Tai Chi comes from the inside to the out. Total relaxation is required, energy / chi moves the body. The mind is the messenger, where the mind goes the chi will follow. This I believe is mind and body in harmony.

My goal is to see my students perform this way. Even our Masters are human. If they have obtained the knowledge, so can we. Train hard, study hard, above all else be open to others, they may know more than you.

Amy Riches


Not the most obvious choice at the age of 10 for an afterschool activity. It was then I was first introduced to Tai Chi and Chinese Martial Arts and my Sifu Colin Stevens, Chief Instructor of this academy. While at a young age the complexities and deeper understanding of the internal art of Tai Chi inevitably eluded me, there was one aspect that intrigued me.

This was the idea that physical strength in this art was not needed. A concept later developed through further lessons and research, resounding in abstruse phrases from the Tai Chi Classics such as ‘softness and weakness, overcoming hardness and strength’ and ‘repelling a thousand pounds with four ounces’. I was hooked and have been ever since. I have continued to train, developing my skills and knowledge in this art. I owe a great deal to my teacher Colin, reaping the benefits of his knowledge and expertise that he has gained through his own training and travelling.
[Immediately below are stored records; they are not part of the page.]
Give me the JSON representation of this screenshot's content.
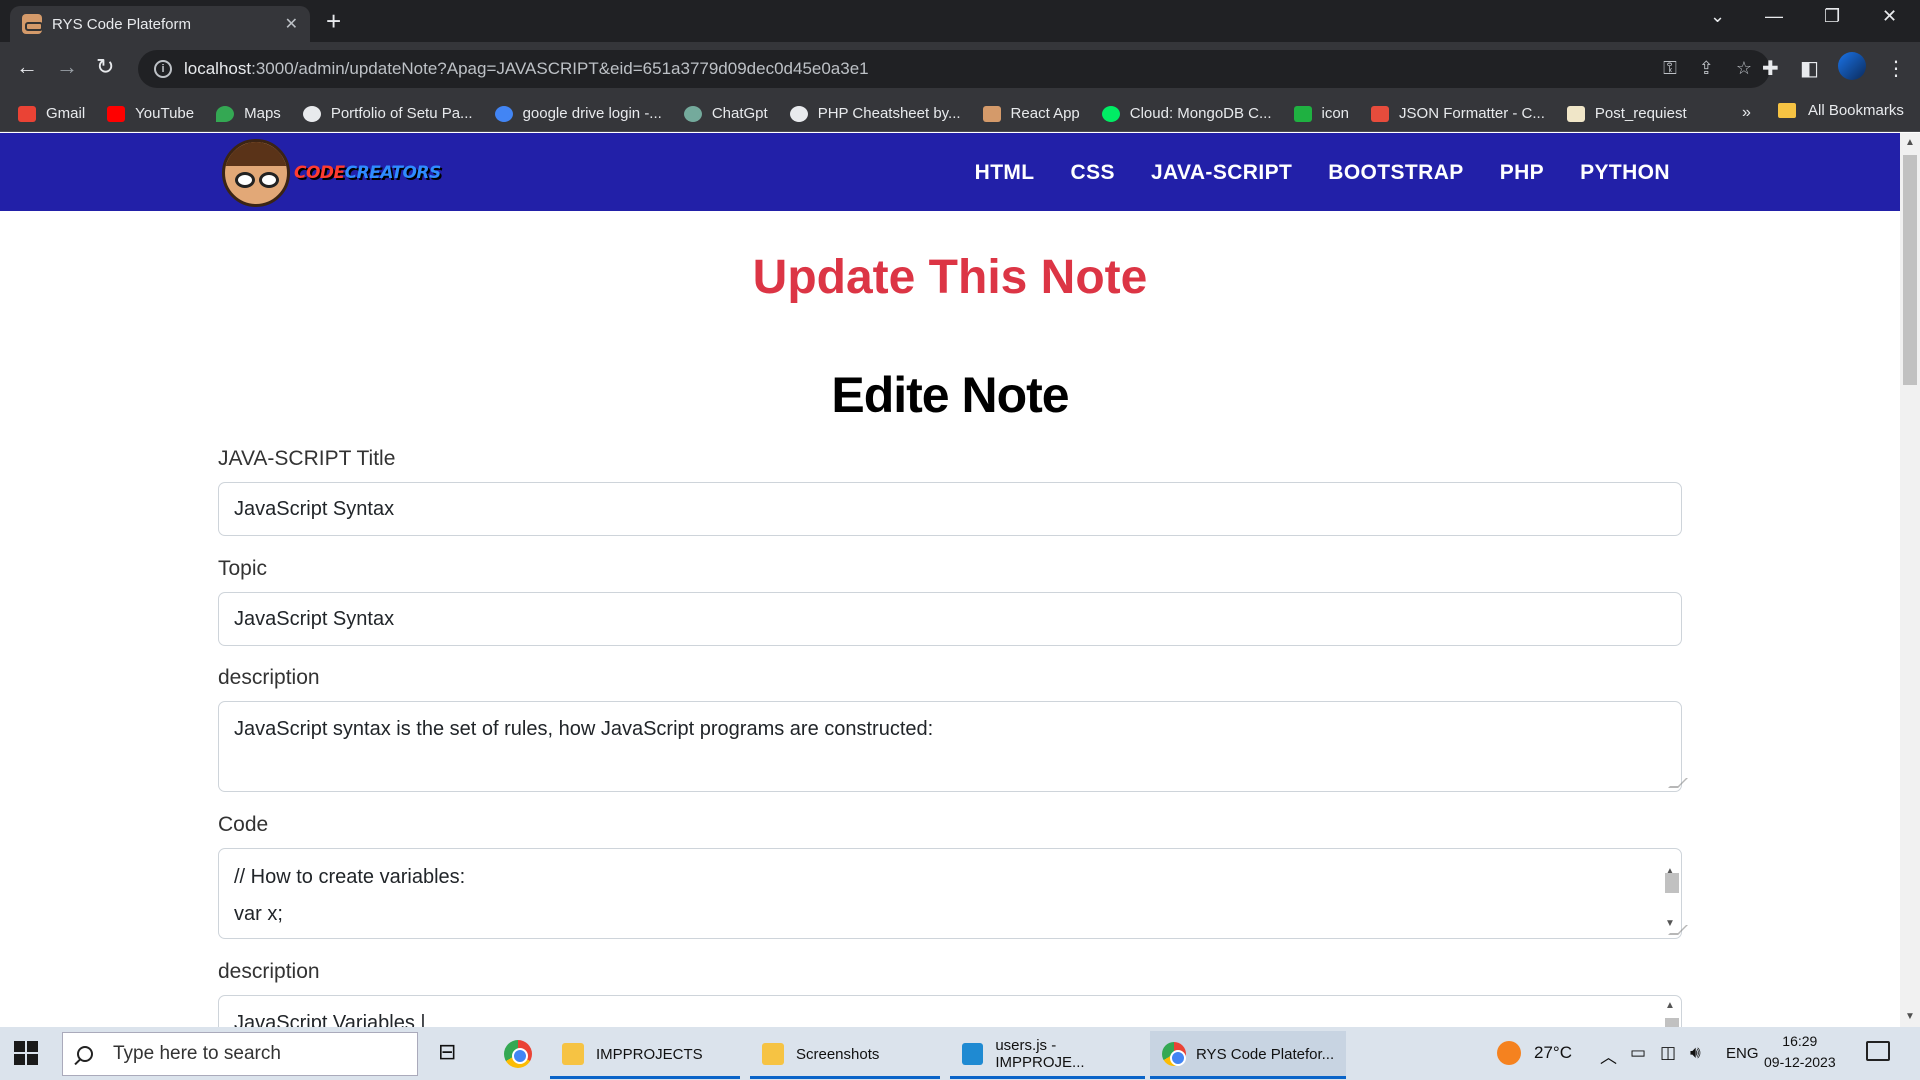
{
  "browser": {
    "tab_title": "RYS Code Plateform",
    "tab_close": "✕",
    "new_tab": "+",
    "url_host": "localhost",
    "url_rest": ":3000/admin/updateNote?Apag=JAVASCRIPT&eid=651a3779d09dec0d45e0a3e1",
    "window_controls": [
      "⌄",
      "—",
      "❐",
      "✕"
    ]
  },
  "bookmarks": {
    "items": [
      {
        "label": "Gmail",
        "color": "#ea4335"
      },
      {
        "label": "YouTube",
        "color": "#ff0000"
      },
      {
        "label": "Maps",
        "color": "#34a853"
      },
      {
        "label": "Portfolio of Setu Pa...",
        "color": "#e8eaed"
      },
      {
        "label": "google drive login -...",
        "color": "#4285f4"
      },
      {
        "label": "ChatGpt",
        "color": "#74aa9c"
      },
      {
        "label": "PHP Cheatsheet by...",
        "color": "#e8eaed"
      },
      {
        "label": "React App",
        "color": "#d49a6a"
      },
      {
        "label": "Cloud: MongoDB C...",
        "color": "#00ed64"
      },
      {
        "label": "icon",
        "color": "#1fb141"
      },
      {
        "label": "JSON Formatter - C...",
        "color": "#e74c3c"
      },
      {
        "label": "Post_requiest",
        "color": "#f0e6c8"
      }
    ],
    "more": "»",
    "all_bookmarks": "All Bookmarks"
  },
  "site": {
    "logo_part1": "CODE",
    "logo_part2": "CREATORS",
    "menu": [
      "HTML",
      "CSS",
      "JAVA-SCRIPT",
      "BOOTSTRAP",
      "PHP",
      "PYTHON"
    ],
    "page_title": "Update This Note",
    "form_title": "Edite Note"
  },
  "form": {
    "title_label": "JAVA-SCRIPT Title",
    "title_value": "JavaScript Syntax",
    "topic_label": "Topic",
    "topic_value": "JavaScript Syntax",
    "description_label": "description",
    "description_value": "JavaScript syntax is the set of rules, how JavaScript programs are constructed:",
    "code_label": "Code",
    "code_line1": "// How to create variables:",
    "code_line2": "var x;",
    "description2_label": "description",
    "description2_value": "JavaScript Variables |"
  },
  "taskbar": {
    "search_placeholder": "Type here to search",
    "apps": [
      {
        "label": "IMPPROJECTS"
      },
      {
        "label": "Screenshots"
      },
      {
        "label": "users.js - IMPPROJE..."
      },
      {
        "label": "RYS Code Platefor..."
      }
    ],
    "temperature": "27°C",
    "language": "ENG",
    "time": "16:29",
    "date": "09-12-2023"
  },
  "colors": {
    "navbar": "#2220a8",
    "page_title": "#dc3545",
    "chrome_dark": "#202124"
  }
}
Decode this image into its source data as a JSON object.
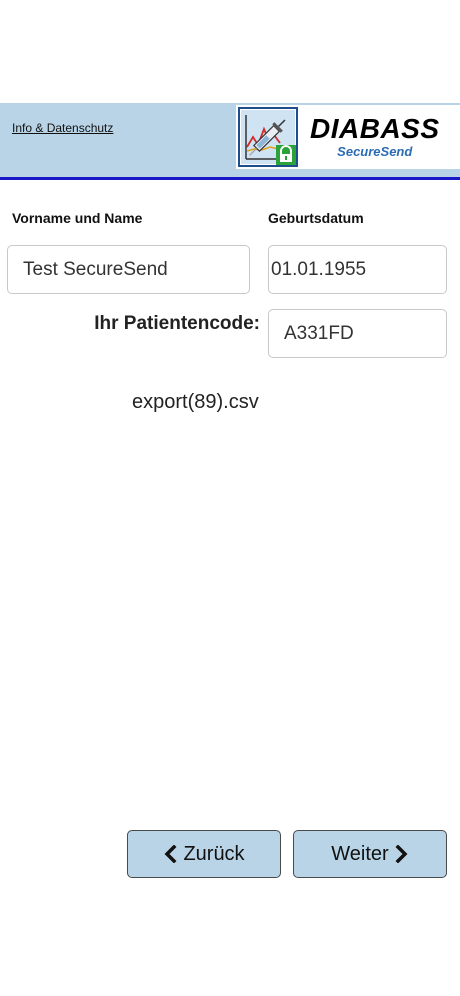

While enjoyable to me I will honestly say this art is not easy, but it is definitely worth it. Developing an inner confidence and discipline, it has benefited me outside the class as well as in. I qualified as a junior instructor in 2007, and while it marked a significant step in my training, at the same time I began to realise that in a sense my learning had only just begun. However, far from discouraging me, it has only fuelled my enthusiasm and interest!

I am continually striving to improve my skill and understanding of this art as far as I can. My advice? Well that would be echoing words passed onto me by Sifu Colin: have an open mind and learn to yield, to give up oneself in body (tension) and mind (pre-conceptions, ego) – perhaps the hardest but most valuable lesson of all.